As a screenwriter, you were there when it all started, with that little seed, that original idea for a story. Perhaps a title, or a character, maybe a conflict set you on your way. You developed it alone, later with the director and then gradually a huge team assembled to actually make the darn thing happen. Now, a year later (or ten, give or take) you're invited to the wrap-party. The last time you saw the crew, they were a disparate group of individuals trying to come together to make something as a team. After the shoot, they are now a hardened bunch of team mates that have been through hell and survived it. They've bonded on a profound level, having faced down all kinds of craziness and soul depleting work schedules for weeks and weeks. The tension, both sexual and physical is palpable: this gang have given it their all for a very long time, suppressing all kinds of desires and hatreds. Now it's time to let it out and they're a tight-knit bunch of desperadoes by now. You, on the other hand, are not part of this particular clan anymore. You've taken a holiday, or perhaps started up a new project, or switched to driving buses. Short of the long: you're by comparison sane.

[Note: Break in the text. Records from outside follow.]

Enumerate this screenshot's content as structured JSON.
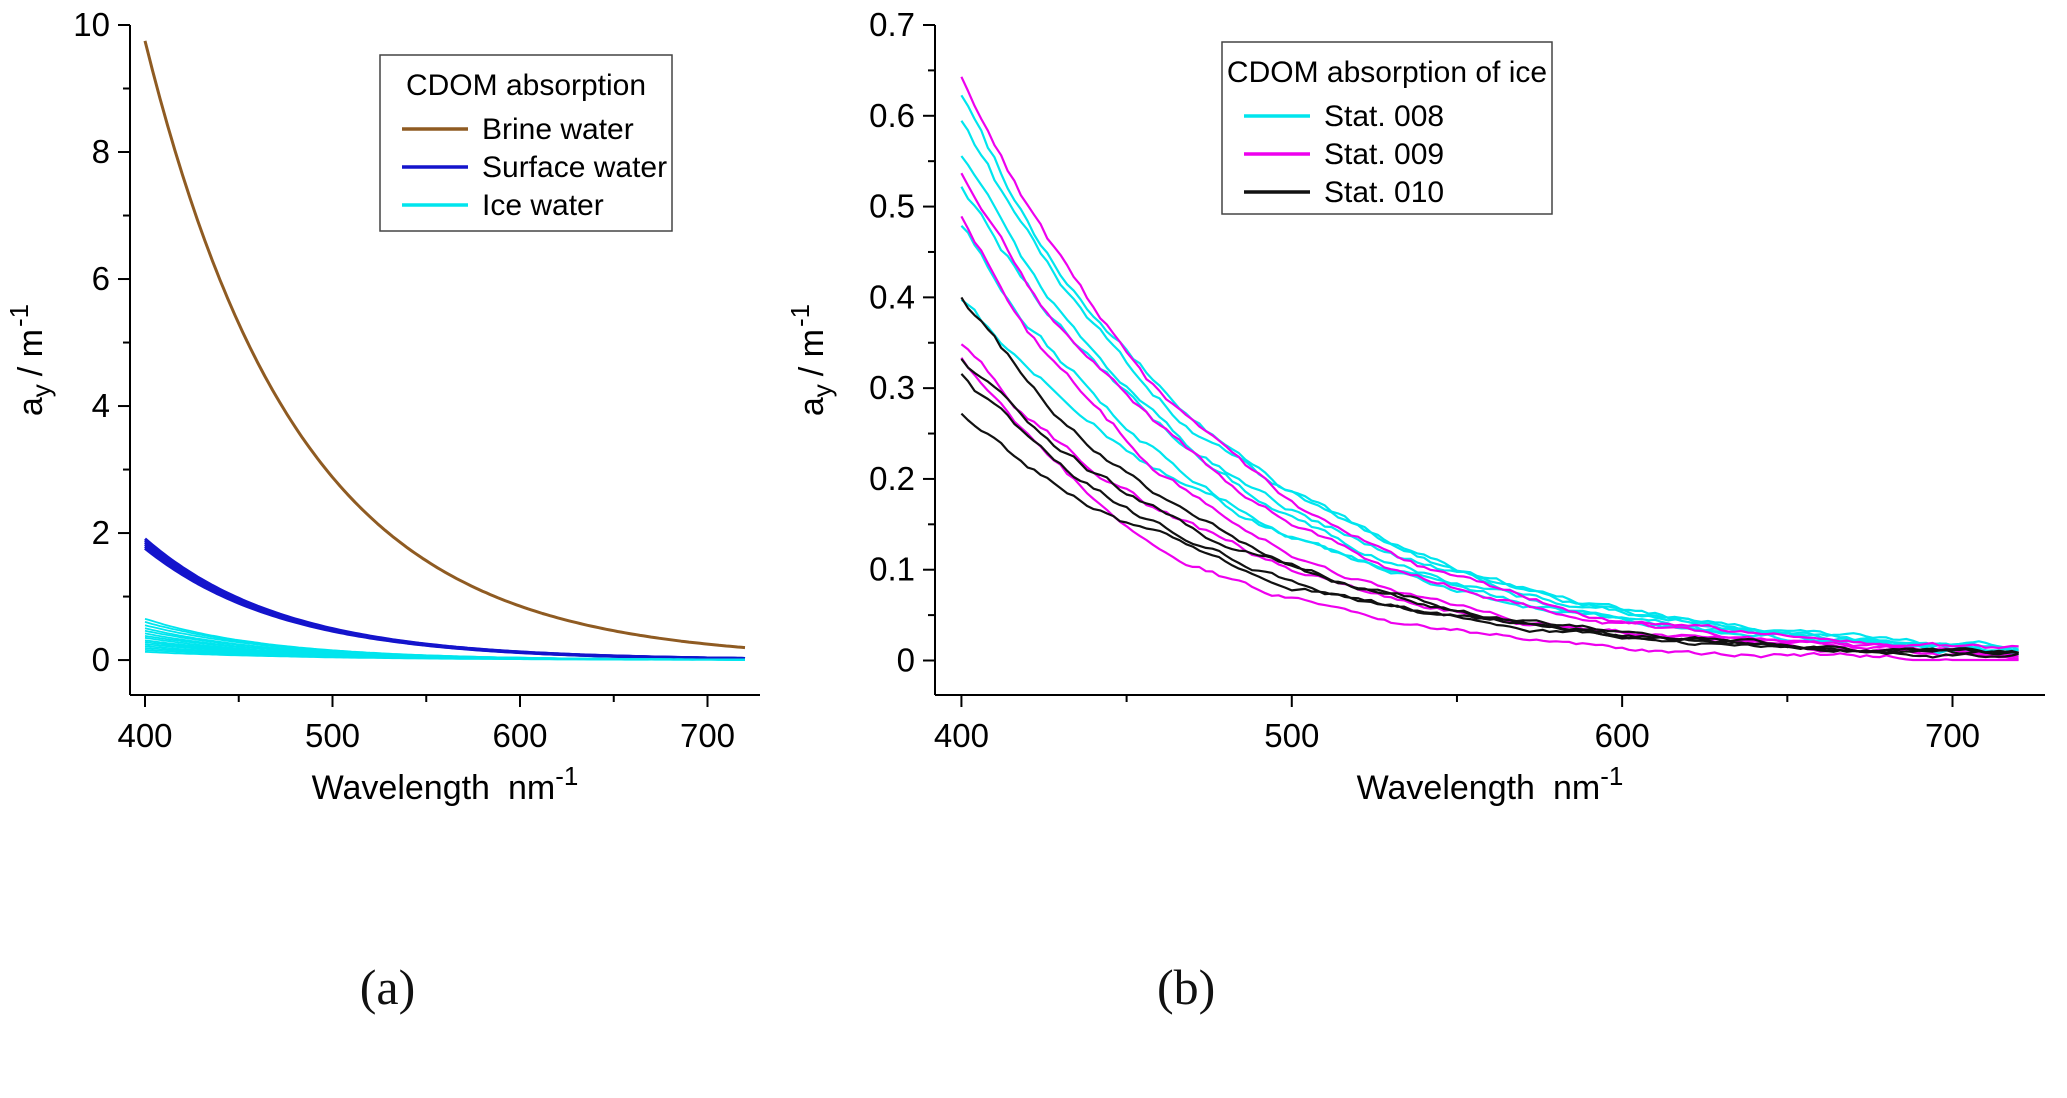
{
  "figure": {
    "background": "#ffffff",
    "panels": [
      {
        "id": "a",
        "label": "(a)"
      },
      {
        "id": "b",
        "label": "(b)"
      }
    ]
  },
  "chart_data": [
    {
      "type": "line",
      "panel": "a",
      "legend": {
        "title": "CDOM absorption",
        "position": "top-right"
      },
      "xlabel": {
        "word": "Wavelength",
        "unit": "nm",
        "sup": "-1"
      },
      "ylabel": {
        "base": "a",
        "sub": "y",
        "unit": "/ m",
        "sup": "-1"
      },
      "xlim": [
        392,
        728
      ],
      "ylim": [
        -0.55,
        10
      ],
      "xticks": {
        "major": [
          400,
          500,
          600,
          700
        ],
        "labels": [
          "400",
          "500",
          "600",
          "700"
        ],
        "minor": [
          450,
          550,
          650
        ]
      },
      "yticks": {
        "major": [
          0,
          2,
          4,
          6,
          8,
          10
        ],
        "labels": [
          "0",
          "2",
          "4",
          "6",
          "8",
          "10"
        ],
        "minor": [
          1,
          3,
          5,
          7,
          9
        ]
      },
      "curve_model": "a = a400 * exp(-slope * (wavelength - 400))",
      "x_range": [
        400,
        720
      ],
      "x_step": 2,
      "series": [
        {
          "name": "Brine water",
          "color": "#8f5b22",
          "line_width": 3,
          "noise": 0,
          "curves": [
            {
              "a400": 9.75,
              "slope": 0.0122
            }
          ]
        },
        {
          "name": "Surface water",
          "color": "#1414cc",
          "line_width": 3,
          "noise": 0,
          "curves": [
            {
              "a400": 1.76,
              "slope": 0.0135
            },
            {
              "a400": 1.79,
              "slope": 0.0135
            },
            {
              "a400": 1.82,
              "slope": 0.0134
            },
            {
              "a400": 1.85,
              "slope": 0.0136
            },
            {
              "a400": 1.88,
              "slope": 0.0135
            },
            {
              "a400": 1.91,
              "slope": 0.0135
            }
          ]
        },
        {
          "name": "Ice water",
          "color": "#00e5ee",
          "line_width": 1.8,
          "noise": 0.003,
          "curves": [
            {
              "a400": 0.65,
              "slope": 0.0145
            },
            {
              "a400": 0.6,
              "slope": 0.014
            },
            {
              "a400": 0.55,
              "slope": 0.0135
            },
            {
              "a400": 0.5,
              "slope": 0.014
            },
            {
              "a400": 0.46,
              "slope": 0.013
            },
            {
              "a400": 0.42,
              "slope": 0.0135
            },
            {
              "a400": 0.38,
              "slope": 0.012
            },
            {
              "a400": 0.35,
              "slope": 0.013
            },
            {
              "a400": 0.31,
              "slope": 0.0125
            },
            {
              "a400": 0.28,
              "slope": 0.012
            },
            {
              "a400": 0.25,
              "slope": 0.0115
            },
            {
              "a400": 0.22,
              "slope": 0.012
            },
            {
              "a400": 0.19,
              "slope": 0.011
            },
            {
              "a400": 0.16,
              "slope": 0.0115
            },
            {
              "a400": 0.13,
              "slope": 0.011
            }
          ]
        }
      ]
    },
    {
      "type": "line",
      "panel": "b",
      "legend": {
        "title": "CDOM absorption of ice",
        "position": "top-center"
      },
      "xlabel": {
        "word": "Wavelength",
        "unit": "nm",
        "sup": "-1"
      },
      "ylabel": {
        "base": "a",
        "sub": "y",
        "unit": "/ m",
        "sup": "-1"
      },
      "xlim": [
        392,
        728
      ],
      "ylim": [
        -0.038,
        0.7
      ],
      "xticks": {
        "major": [
          400,
          500,
          600,
          700
        ],
        "labels": [
          "400",
          "500",
          "600",
          "700"
        ],
        "minor": [
          450,
          550,
          650
        ]
      },
      "yticks": {
        "major": [
          0,
          0.1,
          0.2,
          0.3,
          0.4,
          0.5,
          0.6,
          0.7
        ],
        "labels": [
          "0",
          "0.1",
          "0.2",
          "0.3",
          "0.4",
          "0.5",
          "0.6",
          "0.7"
        ],
        "minor": [
          0.05,
          0.15,
          0.25,
          0.35,
          0.45,
          0.55,
          0.65
        ]
      },
      "curve_model": "a = a400 * exp(-slope * (wavelength - 400))",
      "x_range": [
        400,
        720
      ],
      "x_step": 2,
      "series": [
        {
          "name": "Stat. 008",
          "color": "#00e5ee",
          "line_width": 2.2,
          "noise": 0.01,
          "curves": [
            {
              "a400": 0.625,
              "slope": 0.0122
            },
            {
              "a400": 0.59,
              "slope": 0.0118
            },
            {
              "a400": 0.555,
              "slope": 0.0125
            },
            {
              "a400": 0.52,
              "slope": 0.0113
            },
            {
              "a400": 0.475,
              "slope": 0.012
            },
            {
              "a400": 0.4,
              "slope": 0.0108
            }
          ]
        },
        {
          "name": "Stat. 009",
          "color": "#ee00ee",
          "line_width": 2.2,
          "noise": 0.01,
          "curves": [
            {
              "a400": 0.645,
              "slope": 0.0133
            },
            {
              "a400": 0.54,
              "slope": 0.0128
            },
            {
              "a400": 0.49,
              "slope": 0.014
            },
            {
              "a400": 0.35,
              "slope": 0.0124
            },
            {
              "a400": 0.33,
              "slope": 0.0155
            }
          ]
        },
        {
          "name": "Stat. 010",
          "color": "#111111",
          "line_width": 2.2,
          "noise": 0.009,
          "curves": [
            {
              "a400": 0.4,
              "slope": 0.013
            },
            {
              "a400": 0.335,
              "slope": 0.012
            },
            {
              "a400": 0.315,
              "slope": 0.0126
            },
            {
              "a400": 0.27,
              "slope": 0.0114
            }
          ]
        }
      ]
    }
  ]
}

Eyeing you, everyone in the room (when not fucking or fighting) will whisper “who invited that weirdo?”. Not so fun, but that being said: apart from bare-knuckle spectator blood sports, nothing beats going to a wrap-party.

The last act of the making of a film is, of course, the editing. This is the third time it is “made”. Now the director assembles all his footage and tries to tell a cohesive story out of all the madness and mayhem that once upon a time began with words on paper: the screenplay. This is a very quiet period in a film's birth. I've been called to sets, but rarely, and I've visited editing suites, but never for any real input. From here on in it's the director, editor and producer's ball-game, and good riddance.

In the end, after all that's been voiced, talked about, discussed and fought over at the script-stage – leading to the insanity of shooting a movie on sets and out in the world, day and night for weeks and months on end – ending with the arduous task of assembling all those scenes into a coherent story – hopefully (when the PR and distributors get their shit together and streamlined), the finished product will headline the director's name. But in truth it will be a vast number of different people, from different backgrounds, with different opinions, credos and points of view that have, in spite of it all, come together and spoken together: with one voice.